Congrats to you and your wife. Team Lite Catch is on fire.


----------



## Murphy's Law (Sep 27, 2007)

Good jobTobbe !!!:bowdown :clap :letsparty


----------



## how2fish (Jan 21, 2008)

Congrats!!!


----------



## Fish Happens (Oct 21, 2007)

Congratulations on her first Cobia. Congrats on the top 3 spots as well.


----------



## DSGMAN (Oct 4, 2007)

Congrats on your cobia Tobbe...Glad it made the leader board :clap


----------



## Ocean Man (Sep 27, 2007)

:toast If you keep it up you are going to have to change the name of your boat to the Heavy Catch.


----------



## David Ridenour (Sep 28, 2007)

Good job Tobbe!:clap


----------



## parrothead (Oct 1, 2007)

Good catch !!!!!!!!!! Was that today ??? When we got out there it was rough as you know what !!!!!!!!!!!!!!! Congrats.:clap:clap:clap:clap

Scott


----------



## mpmorr (Oct 3, 2007)

Congrats Tobbe, that is great. You guys are just kicking ass.:bowdown


----------



## ironman172 (Sep 28, 2007)

Congrat's to you Tobbe!!!:clap Scott finally let you catch one....nice one too!!:toast


----------



## Coryphaena (Oct 2, 2007)

Yeeeeeaaahhhh Tobbe! Congrats on that beauty!:bowdown:clap


----------



## ReelDuel (Oct 4, 2007)

Women fishing they should be left at home. Every time I bring my wife she always catches the biggest and the most. And she goes fishing with me anytime I put the "ReelDuel" in the water.
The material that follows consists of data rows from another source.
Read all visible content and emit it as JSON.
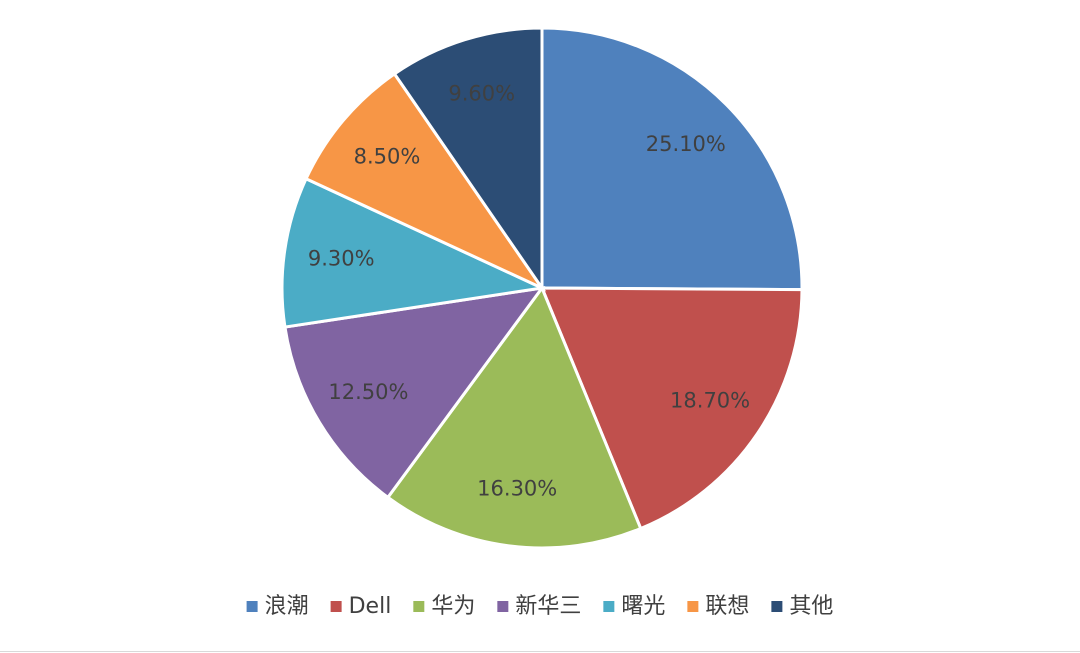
{
  "chart_data": {
    "type": "pie",
    "categories": [
      "浪潮",
      "Dell",
      "华为",
      "新华三",
      "曙光",
      "联想",
      "其他"
    ],
    "values": [
      25.1,
      18.7,
      16.3,
      12.5,
      9.3,
      8.5,
      9.6
    ],
    "value_labels": [
      "25.10%",
      "18.70%",
      "16.30%",
      "12.50%",
      "9.30%",
      "8.50%",
      "9.60%"
    ],
    "colors": [
      "#4f81bd",
      "#c0504d",
      "#9bbb59",
      "#8064a2",
      "#4bacc6",
      "#f79646",
      "#2c4d75"
    ],
    "legend": "bottom"
  }
}
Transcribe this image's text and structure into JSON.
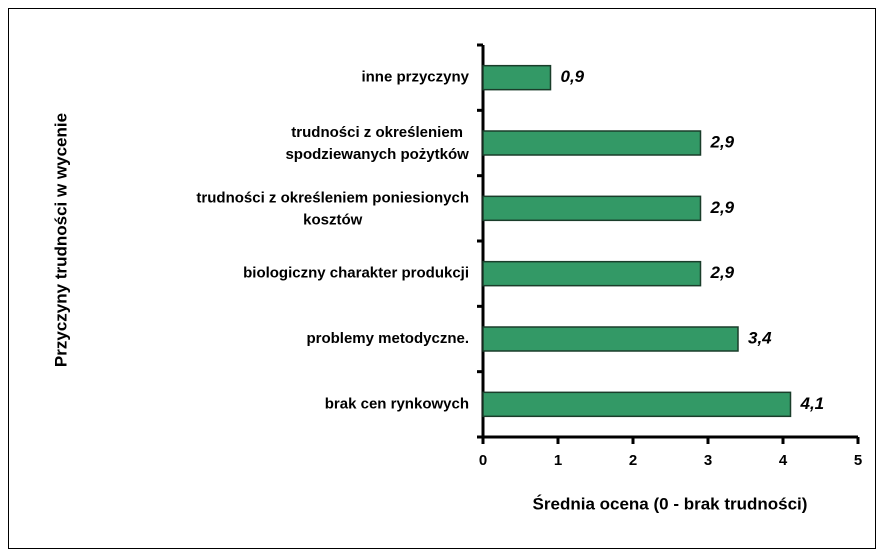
{
  "chart_data": {
    "type": "barh",
    "categories": [
      "inne przyczyny",
      "trudności z określeniem\nspodziewanych pożytków",
      "trudności z określeniem poniesionych\nkosztów",
      "biologiczny charakter produkcji",
      "problemy metodyczne.",
      "brak cen rynkowych"
    ],
    "values": [
      0.9,
      2.9,
      2.9,
      2.9,
      3.4,
      4.1
    ],
    "value_labels": [
      "0,9",
      "2,9",
      "2,9",
      "2,9",
      "3,4",
      "4,1"
    ],
    "color": "#339966",
    "xlim": [
      0,
      5
    ],
    "xticks": [
      0,
      1,
      2,
      3,
      4,
      5
    ],
    "xlabel": "Średnia ocena (0 - brak trudności)",
    "ylabel": "Przyczyny trudności w wycenie"
  }
}
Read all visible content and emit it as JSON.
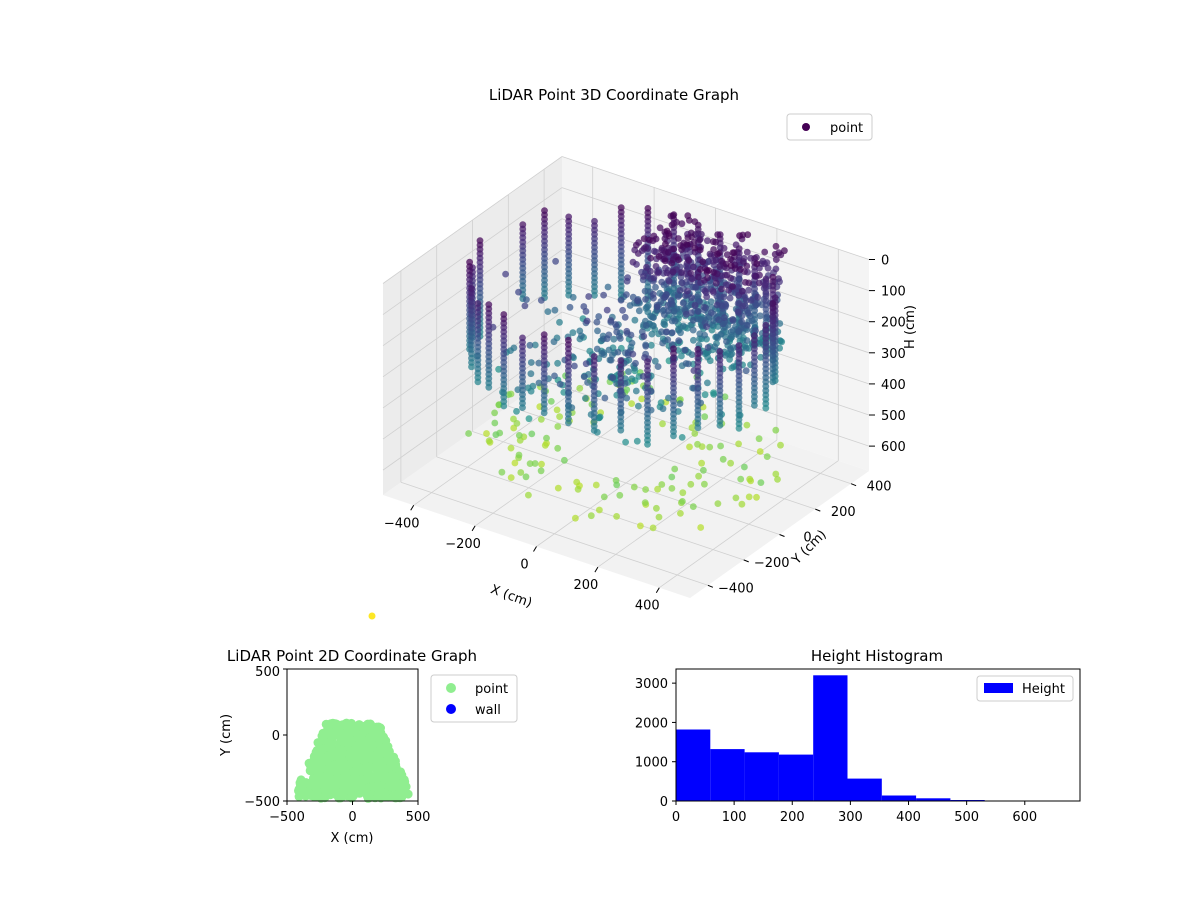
{
  "chart_data": [
    {
      "type": "scatter",
      "projection": "3d",
      "title": "LiDAR Point 3D Coordinate Graph",
      "xlabel": "X (cm)",
      "ylabel": "Y (cm)",
      "zlabel": "H (cm)",
      "legend": [
        "point"
      ],
      "legend_position": "upper-right",
      "colormap": "viridis",
      "xticks": [
        "−400",
        "−200",
        "0",
        "200",
        "400"
      ],
      "yticks": [
        "−400",
        "−200",
        "0",
        "200",
        "400"
      ],
      "zticks": [
        "0",
        "100",
        "200",
        "300",
        "400",
        "500",
        "600"
      ],
      "xlim": [
        -500,
        500
      ],
      "ylim": [
        -500,
        500
      ],
      "zlim": [
        0,
        680
      ],
      "z_inverted": true,
      "grid": true,
      "description_series": {
        "wall_columns": "vertical columns of points forming a ring of radius ~430 cm, heights 0-300 cm",
        "canopy": "dense cloud at the back, heights 0-320 cm",
        "floor": "scattered points at H ~ 560-600 cm"
      }
    },
    {
      "type": "scatter",
      "title": "LiDAR Point 2D Coordinate Graph",
      "xlabel": "X (cm)",
      "ylabel": "Y (cm)",
      "xticks": [
        "−500",
        "0",
        "500"
      ],
      "yticks": [
        "−500",
        "0",
        "500"
      ],
      "xlim": [
        -500,
        500
      ],
      "ylim": [
        -500,
        500
      ],
      "series": [
        {
          "name": "point",
          "color": "#90ee90"
        },
        {
          "name": "wall",
          "color": "#0000ff"
        }
      ],
      "legend_position": "outside-right"
    },
    {
      "type": "bar",
      "subtype": "histogram",
      "title": "Height Histogram",
      "series_name": "Height",
      "color": "#0000ff",
      "bin_edges": [
        0,
        59,
        118,
        177,
        236,
        295,
        354,
        413,
        472,
        531,
        590,
        649,
        690
      ],
      "counts": [
        1820,
        1320,
        1240,
        1180,
        3200,
        570,
        140,
        70,
        25,
        8,
        4,
        2
      ],
      "xticks": [
        "0",
        "100",
        "200",
        "300",
        "400",
        "500",
        "600"
      ],
      "yticks": [
        "0",
        "1000",
        "2000",
        "3000"
      ],
      "xlim": [
        0,
        695
      ],
      "ylim": [
        0,
        3360
      ],
      "legend_position": "upper-right"
    }
  ],
  "stray_point_color": "#fde725"
}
Congrats glad to see someone like to take their wife fishing I KNOW I DO


----------



## Halfmoon (Oct 3, 2007)

Nice fish Tobbe!!!!:clap:clap:letsdrink


----------



## gamccp (Oct 9, 2007)

way to go tobie:bowdown:bowdown

Who's the two strangers????? looks like Tracy and Mimi.

Musta been a fun trip.


----------



## mekell (Sep 27, 2007)

Congrats Tobbe. Nice fish.


----------



## dan ros (Nov 6, 2007)

very nice! congrats.

:clap


----------



## FishnLane (Oct 1, 2007)

What a FISH Tobbe.:bowdown:bowdown

be PROUD!!

Lane


----------